A good moderator is someone who is able to both keep an eye on the time and moderate the discussion. They should give participants equal time to speak while listening for when ideas start to get redundant, as this is typically a good time to move on.
A universal timer helps the meeting participants stay focused and motivated. We like to set a timer at the beginning of each section of the workshop or for each new discussion. Most team collaboration platforms, such as Miro, even come with timers built in so that everyone on the team can see the time remaining on their screen.
2. Keep Team Engagement High
Keeping people engaged is one of the biggest challenges of a virtual setting. Though engagement is ultimately up to each individual, we’ve found a few tricks that help keep overall engagement high:
- Remind participants to come to the workshop well-rested and ready to share their thoughts.
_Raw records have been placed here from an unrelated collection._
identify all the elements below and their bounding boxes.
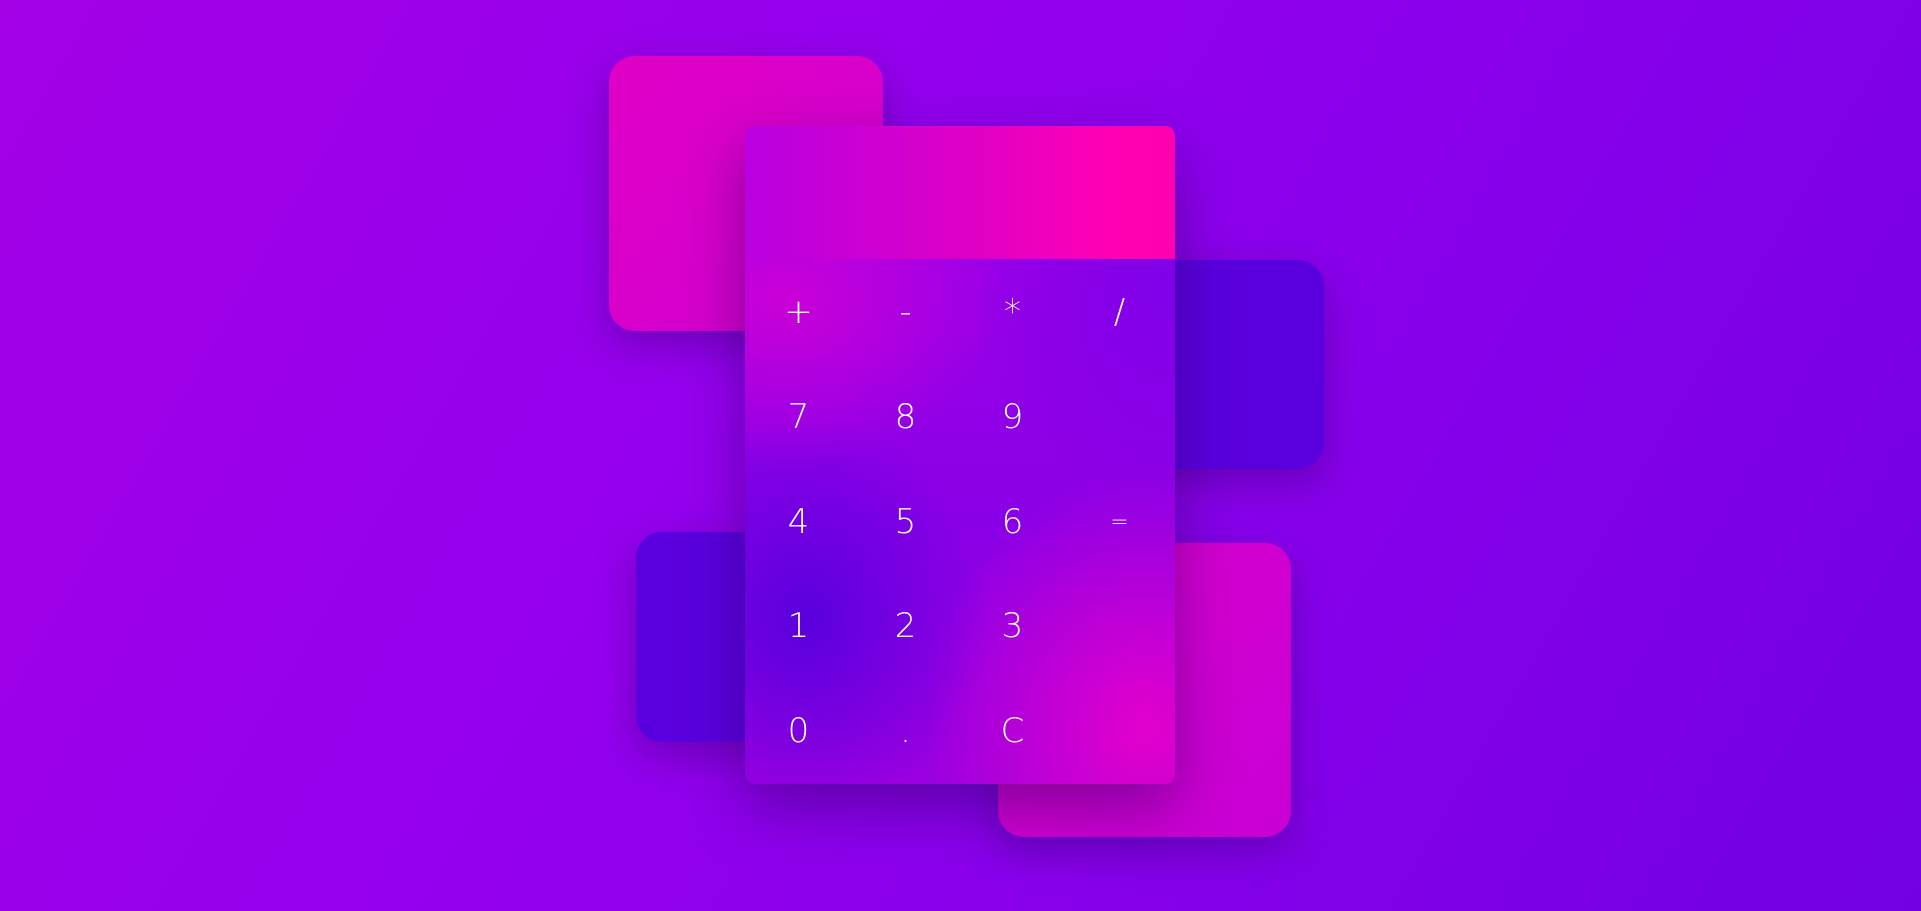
multiply-key[interactable]: *: [959, 259, 1066, 365]
digit-1-key[interactable]: 1: [745, 573, 852, 679]
calculator: + - * / 7 8 9 4 5 6 = 1 2 3 0 . C: [745, 126, 1175, 784]
calculator-display: [745, 126, 1175, 259]
digit-3-key[interactable]: 3: [959, 573, 1066, 679]
digit-9-key[interactable]: 9: [959, 364, 1066, 470]
digit-7-key[interactable]: 7: [745, 364, 852, 470]
keypad: + - * / 7 8 9 4 5 6 = 1 2 3 0 . C: [745, 259, 1175, 784]
equals-key[interactable]: =: [1066, 364, 1173, 680]
plus-key[interactable]: +: [745, 259, 852, 365]
digit-6-key[interactable]: 6: [959, 469, 1066, 575]
digit-0-key[interactable]: 0: [745, 678, 852, 784]
divide-key[interactable]: /: [1066, 259, 1173, 365]
digit-8-key[interactable]: 8: [852, 364, 959, 470]
digit-2-key[interactable]: 2: [852, 573, 959, 679]
minus-key[interactable]: -: [852, 259, 959, 365]
clear-key[interactable]: C: [959, 678, 1066, 784]
digit-4-key[interactable]: 4: [745, 469, 852, 575]
decimal-key[interactable]: .: [852, 678, 959, 784]
digit-5-key[interactable]: 5: [852, 469, 959, 575]
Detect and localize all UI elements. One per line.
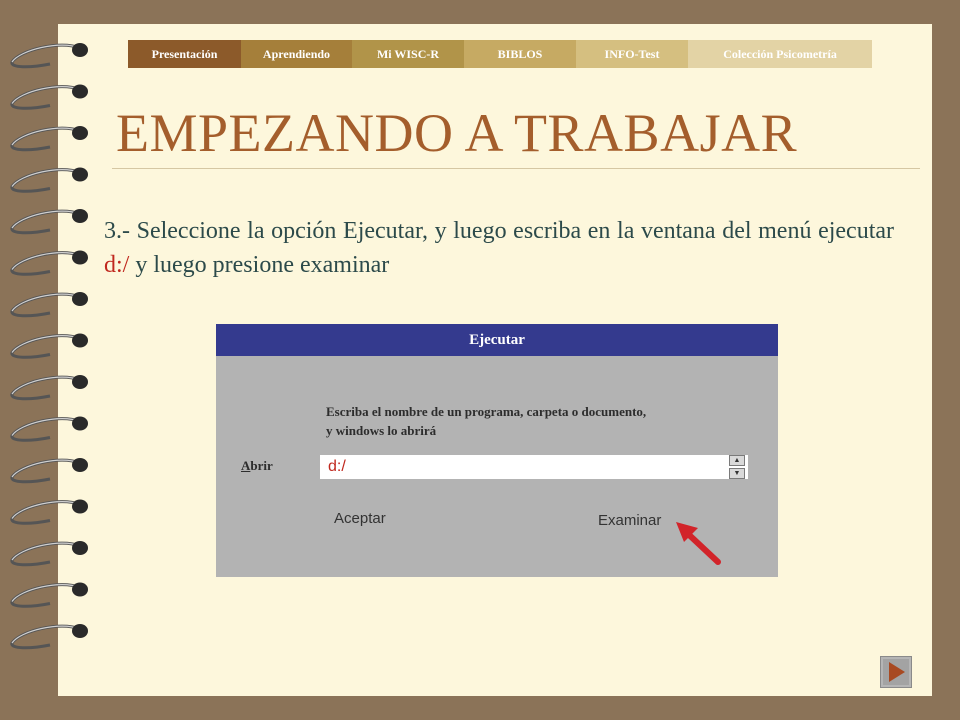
ok-button[interactable]: Aceptar <box>334 510 386 527</box>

- Encourage all participants to keep cameras on. While we understand that not everyone likes being on camera, seeing the other participants makes it a lot easier to engage in meaningful conversations.
- Schedule frequent short breaks to give people a chance to recharge. Putting these breaks in the official agenda and having them noted on the timer keeps participants present and engaged.
3. Don’t Exhaust the Team
When the User Story Workshops began, they were held as two-day in-person events in our San Francisco office. While these days included social times for breakfast and lunch to break up the meetings, we were nonetheless exhausted by the end of the two days.
For the online workshops, we’ve pivoted so that we now have 3-4 meetings that are each about 2 hours in length. This gives everyone a break between workshop sections so that they can recharge and absorb the ideas being discussed. We’ve found that these “offline” times produce exciting new ideas and give participants time to refresh so that engagement stays high.
Benefits of the User Story Workshop
The User Story Workshop is the first step we recommend for any new project. We’ve found that this workshop is a great way to understand your project goals, get to know your team, and help both you and us understand what you really need.
With the User Story Workshop, you not only get to know what it’s like to work with the Grio team; you also get an insightful overview of your project that you can use with Grio, with another team, or internally.